Anggota parlemen Belanda dari Partai Groenlinks mengecam penggunaan istilah "kekerasan ekstrem" oleh pemerintah Belanda. Kecaman itu dilontarkan saat mengawali debat Kemerdekaan, Dekolonisasi, Kekerasan, dan Perang di Indonesia 1945-1950, Rabu (14/6/2023) di parlemen Belanda.
Oohya! Baca juga ya: Debat Kejahatan Perang Vs Kekerasan Ekstrem Terkait Pengakuan Kemerdekaan Indonesia oleh Belanda
Debat didasarkan pada hasil penelitian mengenai hal itu yang dibiayai oleh pemerintah senilai 4,1 juta euro. Penelitian dilakukan oleh Koninklijke Instituut voor Taal, Land, en Volkunde (KITLV), Nederlands Instituut voor Militaire Historie (NIMH), dan Nederlands Instituut voor Oorlogdocumentatie (NIOD). Penelitian mengungkap secara detail kekejaman yang dilakuan militer Belanda selama perang kemerdekaan Indonesia 1945-1950.

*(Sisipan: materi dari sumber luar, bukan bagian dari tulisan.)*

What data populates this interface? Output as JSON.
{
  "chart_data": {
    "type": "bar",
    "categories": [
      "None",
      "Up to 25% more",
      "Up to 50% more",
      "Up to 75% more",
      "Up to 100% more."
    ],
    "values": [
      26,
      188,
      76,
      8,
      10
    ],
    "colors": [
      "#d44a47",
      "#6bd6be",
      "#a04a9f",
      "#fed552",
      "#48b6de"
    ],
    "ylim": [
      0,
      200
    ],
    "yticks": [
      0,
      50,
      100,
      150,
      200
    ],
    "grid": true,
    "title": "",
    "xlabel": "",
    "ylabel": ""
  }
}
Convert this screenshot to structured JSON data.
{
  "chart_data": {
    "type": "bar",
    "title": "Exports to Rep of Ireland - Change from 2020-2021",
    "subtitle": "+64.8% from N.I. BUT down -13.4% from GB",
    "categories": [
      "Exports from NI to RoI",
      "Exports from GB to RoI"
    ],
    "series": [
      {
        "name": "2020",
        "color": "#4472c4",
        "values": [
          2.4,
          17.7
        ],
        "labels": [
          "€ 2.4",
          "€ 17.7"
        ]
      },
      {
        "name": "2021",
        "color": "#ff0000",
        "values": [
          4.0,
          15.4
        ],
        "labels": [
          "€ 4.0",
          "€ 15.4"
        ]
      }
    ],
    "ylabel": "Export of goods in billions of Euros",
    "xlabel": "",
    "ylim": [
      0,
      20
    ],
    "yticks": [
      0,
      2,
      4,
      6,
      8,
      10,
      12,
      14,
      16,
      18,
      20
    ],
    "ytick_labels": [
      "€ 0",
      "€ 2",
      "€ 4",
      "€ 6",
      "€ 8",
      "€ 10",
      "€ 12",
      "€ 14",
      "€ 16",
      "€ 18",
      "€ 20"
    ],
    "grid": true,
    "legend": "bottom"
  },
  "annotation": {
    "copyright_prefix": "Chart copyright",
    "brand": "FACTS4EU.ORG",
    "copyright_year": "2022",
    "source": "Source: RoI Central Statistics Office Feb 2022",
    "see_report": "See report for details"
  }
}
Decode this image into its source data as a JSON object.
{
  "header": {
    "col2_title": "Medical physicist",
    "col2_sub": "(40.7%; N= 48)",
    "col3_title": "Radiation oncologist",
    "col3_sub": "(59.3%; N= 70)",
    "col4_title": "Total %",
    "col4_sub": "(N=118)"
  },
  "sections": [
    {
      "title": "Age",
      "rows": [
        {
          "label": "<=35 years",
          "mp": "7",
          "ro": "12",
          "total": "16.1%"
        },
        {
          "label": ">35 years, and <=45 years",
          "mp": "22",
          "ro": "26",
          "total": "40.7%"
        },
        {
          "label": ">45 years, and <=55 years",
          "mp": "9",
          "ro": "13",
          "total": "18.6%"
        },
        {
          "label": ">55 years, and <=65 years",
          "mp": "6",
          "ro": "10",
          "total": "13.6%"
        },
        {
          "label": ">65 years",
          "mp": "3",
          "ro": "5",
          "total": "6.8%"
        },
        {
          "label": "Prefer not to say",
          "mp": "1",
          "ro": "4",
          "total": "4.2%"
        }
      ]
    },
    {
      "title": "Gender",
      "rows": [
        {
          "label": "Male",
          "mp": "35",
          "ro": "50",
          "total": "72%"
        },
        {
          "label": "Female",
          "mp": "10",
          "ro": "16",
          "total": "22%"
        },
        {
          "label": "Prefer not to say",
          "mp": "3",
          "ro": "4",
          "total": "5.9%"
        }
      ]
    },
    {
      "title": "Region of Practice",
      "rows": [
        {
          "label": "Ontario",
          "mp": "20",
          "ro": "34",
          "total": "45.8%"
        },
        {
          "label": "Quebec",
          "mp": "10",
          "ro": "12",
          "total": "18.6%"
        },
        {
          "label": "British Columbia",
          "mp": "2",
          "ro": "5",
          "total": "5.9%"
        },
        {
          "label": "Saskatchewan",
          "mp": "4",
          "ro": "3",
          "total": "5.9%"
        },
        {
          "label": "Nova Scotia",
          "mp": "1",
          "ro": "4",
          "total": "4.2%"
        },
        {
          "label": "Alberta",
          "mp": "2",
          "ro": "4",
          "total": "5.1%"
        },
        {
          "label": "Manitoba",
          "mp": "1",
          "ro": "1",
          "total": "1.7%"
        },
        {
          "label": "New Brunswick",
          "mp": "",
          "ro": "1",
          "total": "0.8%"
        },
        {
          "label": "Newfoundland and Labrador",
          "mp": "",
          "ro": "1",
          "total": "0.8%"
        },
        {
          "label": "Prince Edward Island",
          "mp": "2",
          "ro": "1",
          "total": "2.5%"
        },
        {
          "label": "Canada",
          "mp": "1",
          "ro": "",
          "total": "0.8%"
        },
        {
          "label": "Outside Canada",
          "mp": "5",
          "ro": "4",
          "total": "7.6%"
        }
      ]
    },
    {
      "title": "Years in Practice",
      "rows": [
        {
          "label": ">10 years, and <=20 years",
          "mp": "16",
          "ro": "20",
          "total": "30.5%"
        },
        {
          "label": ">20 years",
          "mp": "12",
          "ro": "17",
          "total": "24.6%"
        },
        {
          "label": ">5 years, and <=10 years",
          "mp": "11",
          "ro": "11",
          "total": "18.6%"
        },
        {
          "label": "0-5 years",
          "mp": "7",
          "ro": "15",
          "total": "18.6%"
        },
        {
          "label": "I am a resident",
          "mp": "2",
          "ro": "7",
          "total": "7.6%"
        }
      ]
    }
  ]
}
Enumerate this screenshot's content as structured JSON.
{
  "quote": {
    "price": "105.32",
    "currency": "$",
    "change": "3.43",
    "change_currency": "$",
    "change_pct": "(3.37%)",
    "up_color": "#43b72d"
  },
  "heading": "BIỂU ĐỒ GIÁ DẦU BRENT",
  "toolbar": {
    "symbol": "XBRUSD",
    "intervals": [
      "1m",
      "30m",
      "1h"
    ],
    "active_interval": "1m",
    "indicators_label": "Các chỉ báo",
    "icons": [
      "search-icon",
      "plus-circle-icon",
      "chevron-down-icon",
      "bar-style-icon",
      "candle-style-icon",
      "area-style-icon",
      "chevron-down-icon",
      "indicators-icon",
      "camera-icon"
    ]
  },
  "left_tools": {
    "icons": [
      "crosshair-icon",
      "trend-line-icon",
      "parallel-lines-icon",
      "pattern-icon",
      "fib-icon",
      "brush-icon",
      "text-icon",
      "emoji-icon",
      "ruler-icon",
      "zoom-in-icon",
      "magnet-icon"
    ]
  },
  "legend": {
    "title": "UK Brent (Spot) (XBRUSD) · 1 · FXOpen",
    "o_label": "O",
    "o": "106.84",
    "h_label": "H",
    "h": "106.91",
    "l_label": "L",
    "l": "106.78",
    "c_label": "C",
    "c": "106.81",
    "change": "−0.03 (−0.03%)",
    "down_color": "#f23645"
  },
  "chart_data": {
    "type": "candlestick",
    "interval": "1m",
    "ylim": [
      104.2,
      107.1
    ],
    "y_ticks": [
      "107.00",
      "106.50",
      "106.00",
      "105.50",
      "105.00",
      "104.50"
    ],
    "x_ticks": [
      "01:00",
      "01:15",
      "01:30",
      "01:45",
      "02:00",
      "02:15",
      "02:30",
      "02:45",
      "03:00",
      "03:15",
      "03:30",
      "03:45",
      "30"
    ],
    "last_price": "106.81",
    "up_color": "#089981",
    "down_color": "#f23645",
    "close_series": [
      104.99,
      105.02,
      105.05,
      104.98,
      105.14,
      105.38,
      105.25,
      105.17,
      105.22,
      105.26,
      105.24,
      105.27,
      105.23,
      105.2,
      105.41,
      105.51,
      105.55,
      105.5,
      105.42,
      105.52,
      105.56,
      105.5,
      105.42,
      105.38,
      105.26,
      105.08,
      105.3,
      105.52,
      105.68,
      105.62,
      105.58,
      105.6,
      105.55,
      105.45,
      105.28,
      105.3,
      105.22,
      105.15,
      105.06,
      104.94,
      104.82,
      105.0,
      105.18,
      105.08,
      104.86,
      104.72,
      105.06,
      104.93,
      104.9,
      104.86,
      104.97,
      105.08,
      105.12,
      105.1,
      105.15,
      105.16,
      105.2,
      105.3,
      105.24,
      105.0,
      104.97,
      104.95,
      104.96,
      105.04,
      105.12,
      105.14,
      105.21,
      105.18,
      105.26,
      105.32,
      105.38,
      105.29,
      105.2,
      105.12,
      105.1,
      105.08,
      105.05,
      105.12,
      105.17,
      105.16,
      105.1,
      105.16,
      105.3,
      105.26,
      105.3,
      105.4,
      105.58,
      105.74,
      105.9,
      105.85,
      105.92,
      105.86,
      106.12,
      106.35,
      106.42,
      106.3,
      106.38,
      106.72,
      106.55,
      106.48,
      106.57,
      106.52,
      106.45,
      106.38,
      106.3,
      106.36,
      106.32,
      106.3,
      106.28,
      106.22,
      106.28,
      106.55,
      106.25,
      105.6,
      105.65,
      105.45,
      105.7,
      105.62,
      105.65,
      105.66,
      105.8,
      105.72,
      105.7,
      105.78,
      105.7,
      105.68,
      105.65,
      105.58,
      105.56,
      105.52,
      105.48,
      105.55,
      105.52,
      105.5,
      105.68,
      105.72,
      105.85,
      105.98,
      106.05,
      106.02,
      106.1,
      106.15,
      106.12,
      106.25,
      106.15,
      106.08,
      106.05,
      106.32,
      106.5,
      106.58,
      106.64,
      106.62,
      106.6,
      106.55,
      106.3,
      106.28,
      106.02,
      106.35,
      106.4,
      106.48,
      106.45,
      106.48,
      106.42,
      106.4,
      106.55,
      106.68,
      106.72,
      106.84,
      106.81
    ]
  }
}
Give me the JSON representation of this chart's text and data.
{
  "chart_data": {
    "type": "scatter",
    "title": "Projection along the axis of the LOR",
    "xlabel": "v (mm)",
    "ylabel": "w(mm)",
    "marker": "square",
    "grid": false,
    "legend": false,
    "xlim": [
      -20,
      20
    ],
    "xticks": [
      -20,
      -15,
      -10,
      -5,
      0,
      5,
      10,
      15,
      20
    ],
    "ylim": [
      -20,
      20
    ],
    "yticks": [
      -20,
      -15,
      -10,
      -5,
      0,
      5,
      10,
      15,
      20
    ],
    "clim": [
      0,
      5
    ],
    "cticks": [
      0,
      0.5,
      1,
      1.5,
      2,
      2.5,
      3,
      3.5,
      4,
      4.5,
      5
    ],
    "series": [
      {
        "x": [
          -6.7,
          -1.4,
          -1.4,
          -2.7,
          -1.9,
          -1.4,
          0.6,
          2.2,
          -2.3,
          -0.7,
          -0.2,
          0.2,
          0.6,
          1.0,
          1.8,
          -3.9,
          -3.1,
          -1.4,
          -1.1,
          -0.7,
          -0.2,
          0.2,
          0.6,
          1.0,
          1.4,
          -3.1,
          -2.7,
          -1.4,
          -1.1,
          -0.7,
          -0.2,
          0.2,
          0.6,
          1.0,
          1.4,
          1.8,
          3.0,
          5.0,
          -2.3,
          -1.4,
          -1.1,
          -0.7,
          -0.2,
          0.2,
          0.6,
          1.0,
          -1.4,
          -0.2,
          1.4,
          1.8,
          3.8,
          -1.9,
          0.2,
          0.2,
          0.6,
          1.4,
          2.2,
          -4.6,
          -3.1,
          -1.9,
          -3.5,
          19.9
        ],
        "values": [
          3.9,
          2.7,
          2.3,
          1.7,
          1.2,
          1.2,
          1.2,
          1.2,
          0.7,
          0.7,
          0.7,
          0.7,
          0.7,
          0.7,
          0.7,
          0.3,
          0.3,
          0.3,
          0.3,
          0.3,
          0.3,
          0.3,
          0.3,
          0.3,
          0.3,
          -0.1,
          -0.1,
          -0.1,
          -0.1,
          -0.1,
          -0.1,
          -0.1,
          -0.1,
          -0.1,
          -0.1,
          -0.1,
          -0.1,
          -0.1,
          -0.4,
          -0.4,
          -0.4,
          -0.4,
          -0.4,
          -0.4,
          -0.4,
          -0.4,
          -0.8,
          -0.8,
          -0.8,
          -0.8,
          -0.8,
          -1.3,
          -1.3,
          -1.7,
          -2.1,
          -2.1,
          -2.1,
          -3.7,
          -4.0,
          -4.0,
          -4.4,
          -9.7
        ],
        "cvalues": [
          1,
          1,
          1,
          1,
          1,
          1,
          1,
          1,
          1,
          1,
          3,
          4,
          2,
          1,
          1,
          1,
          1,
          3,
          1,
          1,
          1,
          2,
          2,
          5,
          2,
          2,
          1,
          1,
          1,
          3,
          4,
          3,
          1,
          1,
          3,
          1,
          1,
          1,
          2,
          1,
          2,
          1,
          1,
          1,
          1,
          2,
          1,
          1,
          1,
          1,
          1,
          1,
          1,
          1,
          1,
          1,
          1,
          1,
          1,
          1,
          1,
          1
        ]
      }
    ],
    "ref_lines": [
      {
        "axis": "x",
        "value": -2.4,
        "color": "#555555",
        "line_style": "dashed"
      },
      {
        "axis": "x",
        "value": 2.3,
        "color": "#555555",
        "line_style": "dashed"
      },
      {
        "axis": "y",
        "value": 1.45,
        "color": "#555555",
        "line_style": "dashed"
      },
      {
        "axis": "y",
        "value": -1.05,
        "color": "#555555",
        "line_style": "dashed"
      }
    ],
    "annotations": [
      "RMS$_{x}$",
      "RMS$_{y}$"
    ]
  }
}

“Kekerasan ekstrem adalah konsep menyeluruh dalam penelitian ini. Penting bagi pemerintah untuk mengakui bahwa ini juga termasuk kejahatan perang. Ini sesuai dengan kerangka hukum saat itu. Bahkan kemudian, ‘kejahatan perang’ adalah istilah yang digunakan di kalangan ahli hukum, diterapkan pada Perang Kemerdekaan Indonesia,” kata Ellemeet, angotaa parlemen dari Partai Groenlinks itu, seperti tercatat dalam stenogram yang ditayangkan di tweedekamer.nl.
Ellemeet mengakui, ia melontarkan hal itu untuk melakukan keadilan terhadap realitas sejarah dan hukum saat itu. Pada saat itu, kata dia, merupakan praktik umum untuk menghukum kejahatan perang di bawah hukum humaniter internasional melalui hukum pidana nasional, bahkan jika menyangkut konflik nasional. “Sejarah akan dilanggar jika kabinet tidak mengakui hal ini. Itu seharusnya bukan hasil dari perdebatan ini. Saya meminta Perdana Menteri, dari historika ke historikus : berlaku adil terhadap fakta sejarah,” kata Ellemeet.
Ellemeet menegaskan, istilah “kejahatan perang” yang digunakan Fraksi Groenlinks merujuk pada semua penderitaan yang menimpa semua korban, baik yang menyangkut orang Indonesia, Belanda yang tinggal di Indonesia saat itu, maupun para veteran. “Jadi, saya juga memperhatikan penderitaan yang dialami orang Belanda di sana. Itu benar-benar mengerikan,” kata dia.
Perdana Menteri Belanda, Mark Rutte, memiliki alasan kuat mengenai tidak digunakannya istilah kejahatan perang. “Karena saya mendasarkan diri pada Konvensi Jenewa 1949. Baru setelah itu Perang Kemerdekaan dianggap sebagai sesuatu yang dapat dilanggar hukum humaniter internasional. Penafsiran kami adalah bahwa pelanggaran ini hanya dapat diklasifikasikan sebagai kejahatan perang sejak tahun 1949 dan seterusnya,” jelas Rutte.